Life in the Backcountry
On one and three-week long backpacking trips, glaciers, rock glaciers, and alpine ecosystems are our primary learning environments. Glaciers melt in the summer sun, rivers cut new channels, plants flower and go to seed in a matter of weeks. Students traverse forests, alpine meadows, bare ice and rock glaciers, post-glacial landscapes, and more. Complementing field observations, students read and discuss literature on landscape structures and processes encountered.
7:30am – Awake in your tent on a river bar near an alpine meadow. Pack your bag and join your cook group for a camp-stove breakfast.
Sample Day in the Backcountry
9:00am – Packs on and ready to go. After reviewing the route for the day, backpack down a valley, occasionally recording observations of, e.g., marmots and ptarmigan sightings and shifts in rock types with descent.
10:00am – Hike over moraine to the Kennicott Glacier.
12:00pm – During lunch, attend a faculty talk on post-glacial succession, noticing the progression in plant communities around glaciers.
3:00pm – Students split into teams to investigate ice topography like crevasses, moulins, streams, and moraines, diagramming, and sketching hypotheses for their formation.
5:00pm – Make camp.
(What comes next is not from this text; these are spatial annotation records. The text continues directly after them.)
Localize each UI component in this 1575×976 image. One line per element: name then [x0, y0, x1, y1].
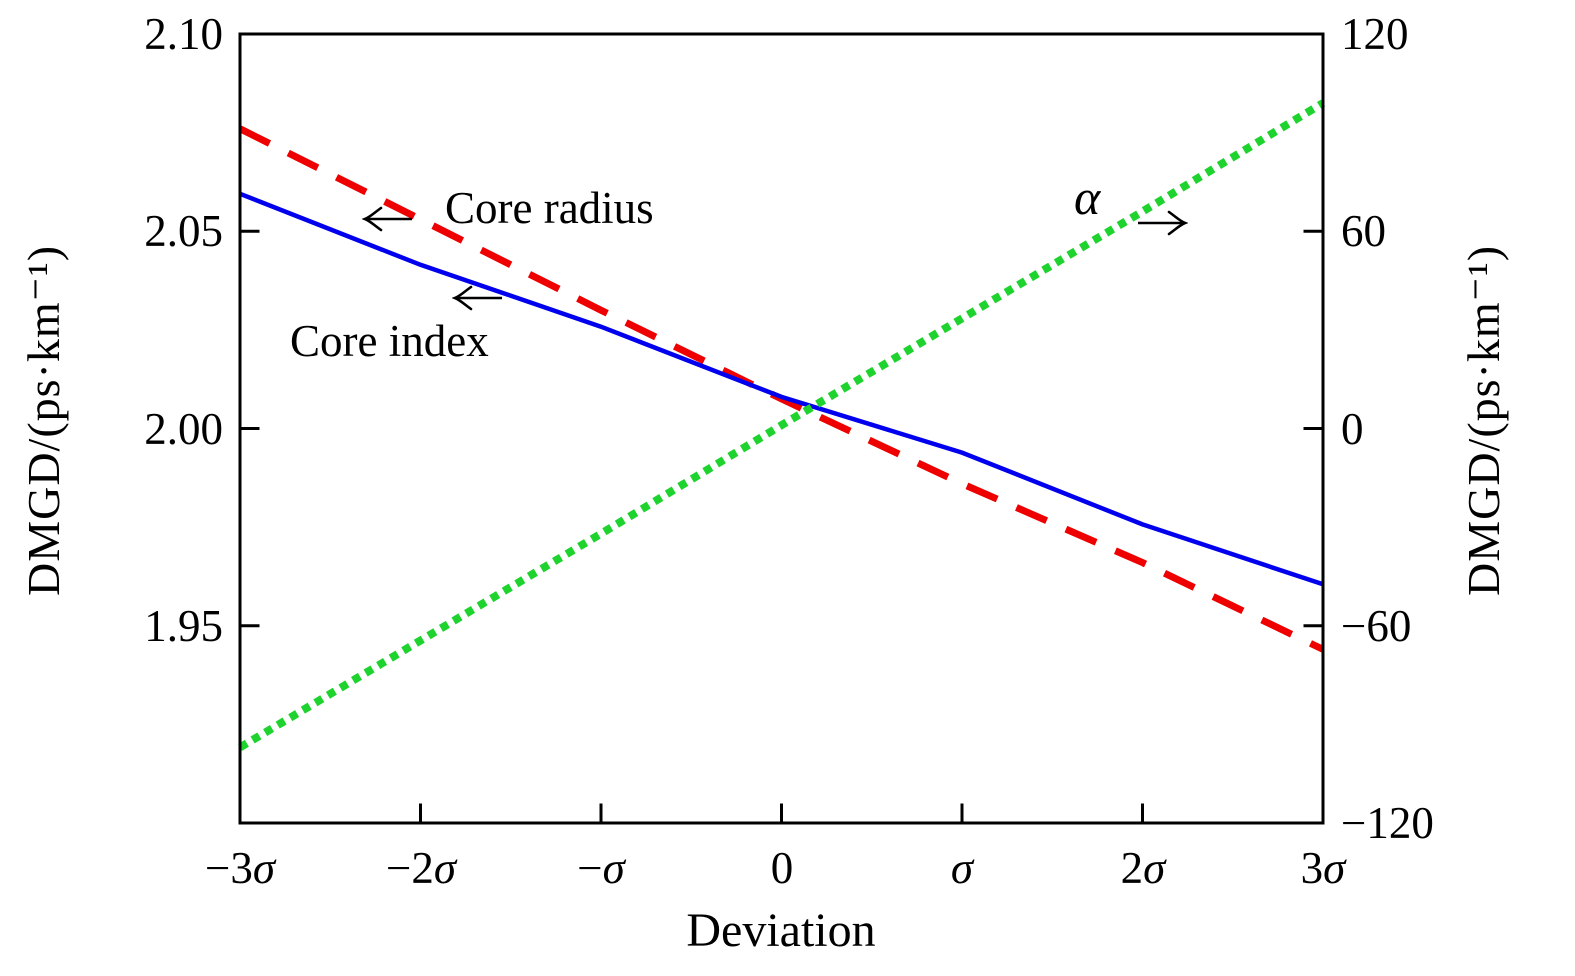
left-arrow-icon [362, 206, 412, 232]
y-right-tick-label: −120 [1341, 798, 1434, 848]
x-tick-label: 3σ [1300, 843, 1346, 893]
left-arrow-icon [452, 285, 502, 311]
series-lines [237, 99, 1326, 751]
plot-border [238, 32, 1325, 825]
core-radius-annotation: Core radius [445, 183, 654, 233]
axes-frame [238, 32, 1325, 825]
y-right-tick-label: 120 [1341, 9, 1409, 59]
y-left-tick-label: 2.00 [144, 404, 223, 454]
y-left-tick-label: 1.95 [144, 601, 223, 651]
y-right-tick-label: −60 [1341, 601, 1412, 651]
axis-ticks [238, 32, 1325, 825]
x-tick-label: −σ [577, 843, 625, 893]
x-tick-label: 0 [770, 843, 794, 893]
y-left-tick-label: 2.05 [144, 206, 223, 256]
left-axis-label: DMGD/(ps·km⁻¹) [18, 244, 69, 596]
series-core-index-line [239, 191, 1324, 587]
core-index-annotation: Core index [290, 316, 489, 366]
alpha-annotation: α [1074, 169, 1101, 225]
x-tick-label: σ [950, 843, 974, 893]
y-right-tick-label: 0 [1341, 404, 1364, 454]
x-tick-label: 2σ [1120, 843, 1166, 893]
y-right-tick-label: 60 [1341, 206, 1386, 256]
series-α-line [237, 99, 1326, 751]
x-tick-label: −2σ [385, 843, 457, 893]
x-tick-label: −3σ [204, 843, 276, 893]
right-arrow-icon [1138, 210, 1188, 236]
y-left-tick-label: 2.10 [144, 9, 223, 59]
x-axis-label: Deviation [686, 904, 876, 957]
Set up your tent and organize your field notes from the day; join your cook-group to make a hearty dinner.
7:00pm – Under the guidance of faculty, discuss an article about historical land use in the Copper River Basin and Wrangell-St. Elias region.
8:30pm – Head to your tent, reading or journaling under the midnight sun before bed - getting ready for another big day tomorrow!